In [57]:
import matplotlib.pyplot as plt
import pandas as pd
import numpy as np
import math

from sklearn import preprocessing
from sklearn.decomposition import TruncatedSVD

%matplotlib inline

In [58]:
# Cargo el data frame de estaciones
estaciones = pd.read_csv('../data/station.csv')
estaciones = estaciones.rename(columns={'id':'station_id'})

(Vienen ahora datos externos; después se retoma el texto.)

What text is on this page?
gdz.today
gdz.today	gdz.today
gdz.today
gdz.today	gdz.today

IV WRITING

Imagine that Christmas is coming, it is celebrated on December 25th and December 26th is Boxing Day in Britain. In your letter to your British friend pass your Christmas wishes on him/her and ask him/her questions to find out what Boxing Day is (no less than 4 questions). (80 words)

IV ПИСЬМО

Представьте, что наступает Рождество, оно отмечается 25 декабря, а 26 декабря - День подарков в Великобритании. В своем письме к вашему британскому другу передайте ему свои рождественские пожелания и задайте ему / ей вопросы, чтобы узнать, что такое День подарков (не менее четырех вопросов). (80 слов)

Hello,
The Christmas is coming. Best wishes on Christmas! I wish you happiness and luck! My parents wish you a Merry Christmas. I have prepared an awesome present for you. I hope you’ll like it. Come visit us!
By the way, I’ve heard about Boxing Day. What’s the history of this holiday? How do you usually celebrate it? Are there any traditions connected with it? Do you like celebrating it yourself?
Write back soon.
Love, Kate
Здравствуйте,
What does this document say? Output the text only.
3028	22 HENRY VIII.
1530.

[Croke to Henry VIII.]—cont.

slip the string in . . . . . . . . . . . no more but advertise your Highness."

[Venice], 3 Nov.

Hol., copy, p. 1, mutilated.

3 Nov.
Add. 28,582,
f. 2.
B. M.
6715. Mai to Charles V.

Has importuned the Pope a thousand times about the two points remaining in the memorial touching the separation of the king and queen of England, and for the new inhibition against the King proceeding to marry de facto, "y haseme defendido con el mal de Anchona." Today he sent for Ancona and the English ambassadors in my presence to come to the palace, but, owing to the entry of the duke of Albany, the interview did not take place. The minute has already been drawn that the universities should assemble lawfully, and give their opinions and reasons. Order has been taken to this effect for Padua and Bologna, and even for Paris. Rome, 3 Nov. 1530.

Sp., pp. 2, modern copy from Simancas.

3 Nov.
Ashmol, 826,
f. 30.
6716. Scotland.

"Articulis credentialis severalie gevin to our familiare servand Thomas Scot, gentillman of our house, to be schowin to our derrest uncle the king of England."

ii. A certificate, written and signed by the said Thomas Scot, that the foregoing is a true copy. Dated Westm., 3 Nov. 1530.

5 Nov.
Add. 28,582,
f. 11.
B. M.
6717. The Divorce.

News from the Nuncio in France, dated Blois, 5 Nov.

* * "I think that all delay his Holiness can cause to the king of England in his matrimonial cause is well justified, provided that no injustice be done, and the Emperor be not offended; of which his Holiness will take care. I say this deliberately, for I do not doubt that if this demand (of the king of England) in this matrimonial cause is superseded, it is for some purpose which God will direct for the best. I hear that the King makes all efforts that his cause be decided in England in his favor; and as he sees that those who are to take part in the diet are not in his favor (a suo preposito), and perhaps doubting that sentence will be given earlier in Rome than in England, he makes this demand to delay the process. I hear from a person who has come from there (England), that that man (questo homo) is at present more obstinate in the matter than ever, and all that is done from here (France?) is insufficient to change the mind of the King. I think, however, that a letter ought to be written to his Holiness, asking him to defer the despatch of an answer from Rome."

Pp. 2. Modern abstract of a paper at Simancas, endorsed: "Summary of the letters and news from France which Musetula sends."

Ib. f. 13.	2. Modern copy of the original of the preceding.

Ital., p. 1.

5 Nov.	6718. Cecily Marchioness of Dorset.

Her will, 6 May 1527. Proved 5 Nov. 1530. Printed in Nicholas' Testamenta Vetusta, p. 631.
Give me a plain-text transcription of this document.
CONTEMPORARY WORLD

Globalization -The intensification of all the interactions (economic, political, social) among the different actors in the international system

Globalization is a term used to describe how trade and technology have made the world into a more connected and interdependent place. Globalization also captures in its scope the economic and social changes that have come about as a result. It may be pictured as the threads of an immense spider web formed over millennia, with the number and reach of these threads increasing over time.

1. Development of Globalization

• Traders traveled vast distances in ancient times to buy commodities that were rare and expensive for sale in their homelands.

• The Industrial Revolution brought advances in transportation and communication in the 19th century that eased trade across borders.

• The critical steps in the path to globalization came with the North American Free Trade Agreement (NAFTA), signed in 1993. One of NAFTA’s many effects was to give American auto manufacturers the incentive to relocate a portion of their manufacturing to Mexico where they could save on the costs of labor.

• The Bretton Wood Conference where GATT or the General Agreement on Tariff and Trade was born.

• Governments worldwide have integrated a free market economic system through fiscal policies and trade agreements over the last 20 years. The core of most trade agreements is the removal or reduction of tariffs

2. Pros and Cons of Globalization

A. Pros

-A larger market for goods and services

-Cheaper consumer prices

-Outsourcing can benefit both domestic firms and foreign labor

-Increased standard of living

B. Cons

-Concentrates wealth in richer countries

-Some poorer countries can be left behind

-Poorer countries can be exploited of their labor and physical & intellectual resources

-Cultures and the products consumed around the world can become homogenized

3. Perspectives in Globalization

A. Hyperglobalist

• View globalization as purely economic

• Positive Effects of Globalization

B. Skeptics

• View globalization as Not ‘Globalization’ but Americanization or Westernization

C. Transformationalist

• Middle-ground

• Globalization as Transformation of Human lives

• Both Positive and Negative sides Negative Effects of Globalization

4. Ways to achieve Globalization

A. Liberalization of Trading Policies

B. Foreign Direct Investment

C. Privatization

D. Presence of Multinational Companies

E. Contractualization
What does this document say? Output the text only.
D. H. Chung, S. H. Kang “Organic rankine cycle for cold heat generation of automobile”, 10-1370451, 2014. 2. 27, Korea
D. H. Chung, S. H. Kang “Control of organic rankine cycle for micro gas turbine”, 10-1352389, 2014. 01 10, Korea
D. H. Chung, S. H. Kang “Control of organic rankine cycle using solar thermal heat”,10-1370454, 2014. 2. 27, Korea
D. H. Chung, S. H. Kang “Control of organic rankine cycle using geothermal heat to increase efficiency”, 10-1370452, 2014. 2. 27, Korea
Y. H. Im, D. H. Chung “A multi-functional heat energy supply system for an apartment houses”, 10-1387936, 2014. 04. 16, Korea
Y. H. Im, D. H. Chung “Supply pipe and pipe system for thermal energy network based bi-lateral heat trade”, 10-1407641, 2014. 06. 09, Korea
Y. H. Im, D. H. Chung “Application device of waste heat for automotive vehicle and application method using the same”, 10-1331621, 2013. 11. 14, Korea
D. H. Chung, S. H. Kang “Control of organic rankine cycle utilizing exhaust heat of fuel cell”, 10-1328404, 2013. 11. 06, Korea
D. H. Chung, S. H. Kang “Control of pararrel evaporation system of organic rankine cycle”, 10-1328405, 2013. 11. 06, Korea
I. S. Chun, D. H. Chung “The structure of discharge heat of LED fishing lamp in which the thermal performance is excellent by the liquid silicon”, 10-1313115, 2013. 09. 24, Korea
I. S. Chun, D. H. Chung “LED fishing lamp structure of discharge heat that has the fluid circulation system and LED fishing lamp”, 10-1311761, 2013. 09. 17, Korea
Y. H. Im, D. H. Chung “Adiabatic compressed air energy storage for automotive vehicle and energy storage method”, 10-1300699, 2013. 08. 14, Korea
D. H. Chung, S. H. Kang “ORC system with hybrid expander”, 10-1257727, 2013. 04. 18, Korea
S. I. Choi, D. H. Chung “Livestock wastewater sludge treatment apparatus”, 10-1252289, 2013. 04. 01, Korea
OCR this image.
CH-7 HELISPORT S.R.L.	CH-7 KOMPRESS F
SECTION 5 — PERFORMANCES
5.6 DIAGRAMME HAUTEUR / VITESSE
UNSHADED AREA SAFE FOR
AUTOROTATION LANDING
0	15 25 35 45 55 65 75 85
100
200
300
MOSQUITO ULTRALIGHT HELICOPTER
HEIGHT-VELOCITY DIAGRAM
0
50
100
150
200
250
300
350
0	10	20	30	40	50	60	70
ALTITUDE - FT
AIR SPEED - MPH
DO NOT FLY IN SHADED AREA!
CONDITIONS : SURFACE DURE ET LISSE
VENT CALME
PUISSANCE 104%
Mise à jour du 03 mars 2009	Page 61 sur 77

# Cada ciudad esta  vinculado a un zip code
zip_codes = {
    'Mountain View': 94041,
    'Redwood City': 94063,
    'San Francisco': 94107,
    'Palo Alto': 94301,
    'San Jose':95113
}

# Creo una nueva columna con zip_code de cada estacion
estaciones['zip_code'] = estaciones.city.apply(lambda c: zip_codes[c])

In [59]:
def outliers(viajes):
    #Sacamos los outliers
    if('duration' in viajes.columns):
        return viajes.loc[viajes.duration < viajes.duration.quantile(0.99),:]
    else:
        return viajes

In [60]:
def add_weather(viajes, soloLluvia = True):
    # Merge provisorio con stations para obtener el zip_code
    viajes_merged  = pd.merge(viajes,\
                              estaciones[['station_id', 'zip_code']],\
                              left_on='start_station_id',\
                              right_on='station_id').drop(['station_id'], axis=1)
    weather = pd.read_csv('../data/weather.csv',\
                      parse_dates=["date"] ,\
                      infer_datetime_format=True)
    
    # Events. Ver si da mejor resultado con o sin unir los dos tipos de lluvia.
    if soloLluvia:
        weather.loc[weather.events.isin(['Rain','Rain-Thunderstorm']), 'events'] = 'rain'
        weather.loc[weather.events.isnull(), 'events'] = 'normal'
    
    weather.precipitation_inches = pd.to_numeric(weather.precipitation_inches, errors='coerse')
    weather.precipitation_inches.fillna(0,inplace=True)
    weather['date'] = weather['date'].apply(lambda x: x.date())
    weather['zip_code'] = weather['zip_code'].astype('int64')
    viajes_merged["date"] = viajes_merged["start_date"].apply(lambda x: x.date())
    return weather.merge(viajes_merged, on=['date', 'zip_code']).drop("zip_code",axis=1)

In [67]:
def separarFecha(data):
    data['year'] = data.start_date.dt.year
    data['month'] = data.start_date.dt.month
    data['day'] = data.start_date.dt.day
    data['week_end'] = data.start_date.dt.dayofweek > 5
    data['start_hour'] = data.start_date.dt.hour
    data['start_minutes']= data.start_date.dt.minute
    return data.drop("start_date", axis=1)

In [62]:
def categorias(data):
    for col in ['events', 'subscription_type', 'start_station_id']:
        data[col] = data[col].astype('category')

    data = data.set_index('id')
    data = data.drop(['date'], axis=1)
    # One-hot-encoding: ver la alternativa de sklearn.
    for col in data.columns:
        if 'category' == str(data[col].dtypes):
            data = pd.concat([data, pd.get_dummies(data[col],\
                                                             prefix=col,\
                                                             drop_first=True)],\
                                                             axis=1)
            data = data.drop(col, axis=1)
    return data

In [63]:
def preproc(archViajes):
    data = pd.read_csv(archViajes,\
                    parse_dates=["start_date", "end_date"],\
                    infer_datetime_format=True)
    data.drop(['end_station_name', 'end_station_id', 'end_date', 'start_station_name','bike_id', 'zip_code'], \
                axis=1, inplace=True)
    data = outliers(data)
    data = add_weather(data)
    data = separarFecha(data)
    data = categorias(data)
    data.to_csv(archViajes.replace("trip","data"))

In [64]:
arch_train = "../data/trip_train.csv"
arch_test = "../data/trip_test.csv"

In [68]:
preproc(arch_train)
preproc(arch_test)